Abstract: The functional computation of the human brain arises from the collective behaviour of the underlying neural network. The emerging technology enables the recording of population activity in neurons, and the theory of neural networks is expected to explain and extract functional computations from the data. Thermodynamically, a large proportion of the whole-body energy is consumed by the brain, and functional computation of the human brain seems to involve high energy consumption.
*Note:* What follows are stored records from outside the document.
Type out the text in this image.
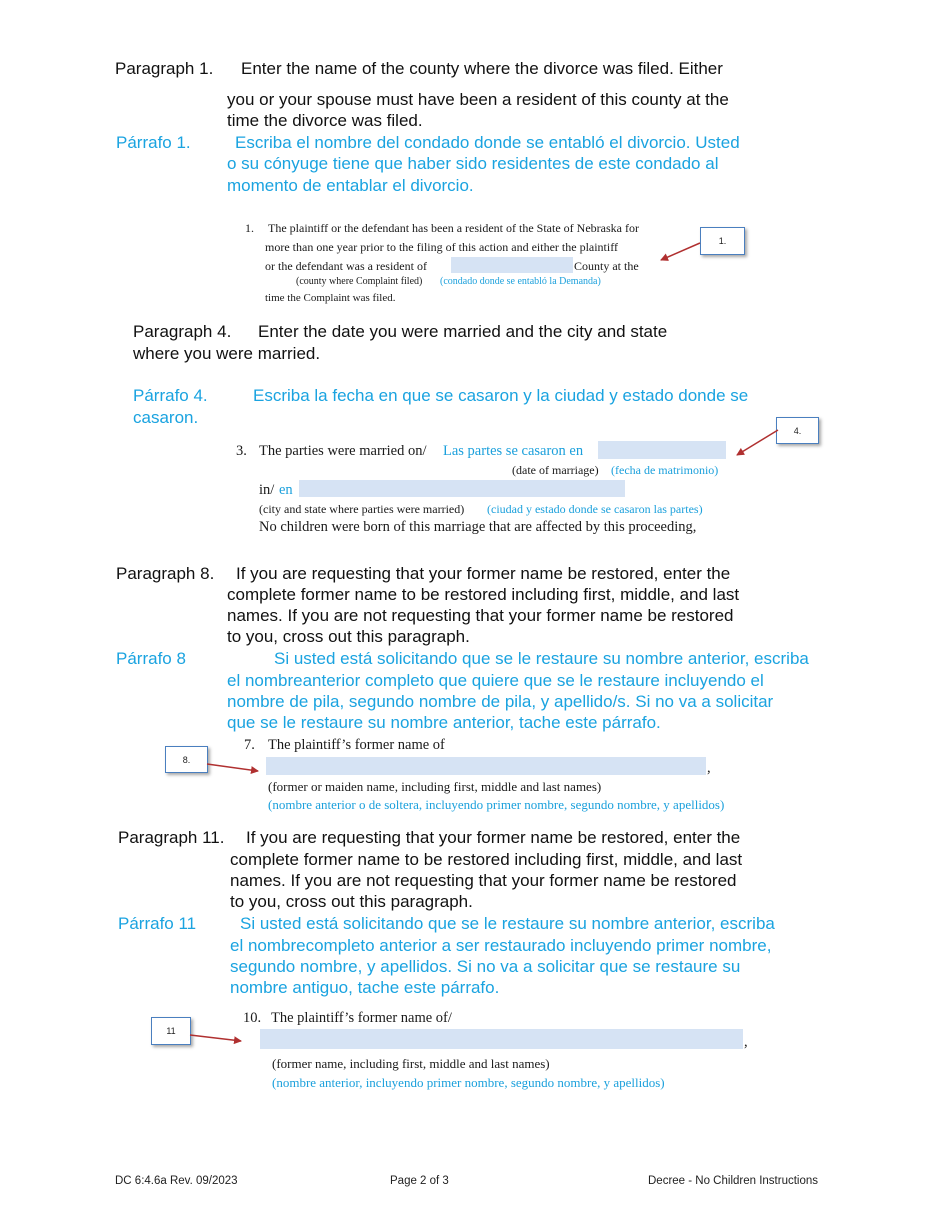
Paragraph 1. Enter the name of the county where the divorce was filed. Either
you or your spouse must have been a resident of this county at the
time the divorce was filed.
Párrafo 1.	Escriba el nombre del condado donde se entabló el divorcio. Usted
o su cónyuge tiene que haber sido residentes de este condado al
momento de entablar el divorcio.
1. The plaintiff or the defendant has been a resident of the State of Nebraska for
more than one year prior to the filing of this action and either the plaintiff
or the defendant was a resident of	County at the
(county where Complaint filed) (condado donde se entabló la Demanda)
time the Complaint was filed.
1.
Paragraph 4. Enter the date you were married and the city and state
where you were married.
Párrafo 4.	Escriba la fecha en que se casaron y la ciudad y estado donde se
casaron.
3. The parties were married on/ Las partes se casaron en
(date of marriage) (fecha de matrimonio)
in/ en
(city and state where parties were married) (ciudad y estado donde se casaron las partes)
No children were born of this marriage that are affected by this proceeding,
4.
Paragraph 8. If you are requesting that your former name be restored, enter the
complete former name to be restored including first, middle, and last
names. If you are not requesting that your former name be restored
to you, cross out this paragraph.
Párrafo 8	Si usted está solicitando que se le restaure su nombre anterior, escriba
el nombreanterior completo que quiere que se le restaure incluyendo el
nombre de pila, segundo nombre de pila, y apellido/s. Si no va a solicitar
que se le restaure su nombre anterior, tache este párrafo.
7. The plaintiff’s former name of
,
(former or maiden name, including first, middle and last names)
(nombre anterior o de soltera, incluyendo primer nombre, segundo nombre, y apellidos)
8.
Paragraph 11. If you are requesting that your former name be restored, enter the
complete former name to be restored including first, middle, and last
names. If you are not requesting that your former name be restored
to you, cross out this paragraph.
Párrafo 11	Si usted está solicitando que se le restaure su nombre anterior, escriba
el nombrecompleto anterior a ser restaurado incluyendo primer nombre,
segundo nombre, y apellidos. Si no va a solicitar que se restaure su
nombre antiguo, tache este párrafo.
10. The plaintiff’s former name of/
,
(former name, including first, middle and last names)
(nombre anterior, incluyendo primer nombre, segundo nombre, y apellidos)
11
DC 6:4.6a Rev. 09/2023	Page 2 of 3	Decree - No Children Instructions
The human brain, however, does not increase its energy consumption with its function, and most of its energy consumption is not involved in specific brain function: how can the human brain perform its wide repertoire of functional computations without drastically changing its energy consumption? Here, we present a mechanism to perform functional computation by subtle modification of the interaction network among the brain regions. We first show that, by analyzing the data of spontaneous and task-induced whole-cerebral-cortex activity, the probability fluxes, which are the microscopic irreversible measure of state transitions, exhibit unique patterns depending on the task being performed, indicating that the human brain function is a distinct sequence of the brain state transitions. We then fit the parameters of Ising spin systems with asymmetric interactions, where we reveal that the symmetric interactions among the brain regions are strong and task-independent, but the antisymmetric interactions are subtle and task-dependent, and the inferred model reproduces most of the observed probability flux patterns. Our results indicate that the human brain performs its functional computation by subtly modifying the antisymmetric interaction among the brain regions, which might be possible with a small amount of energy.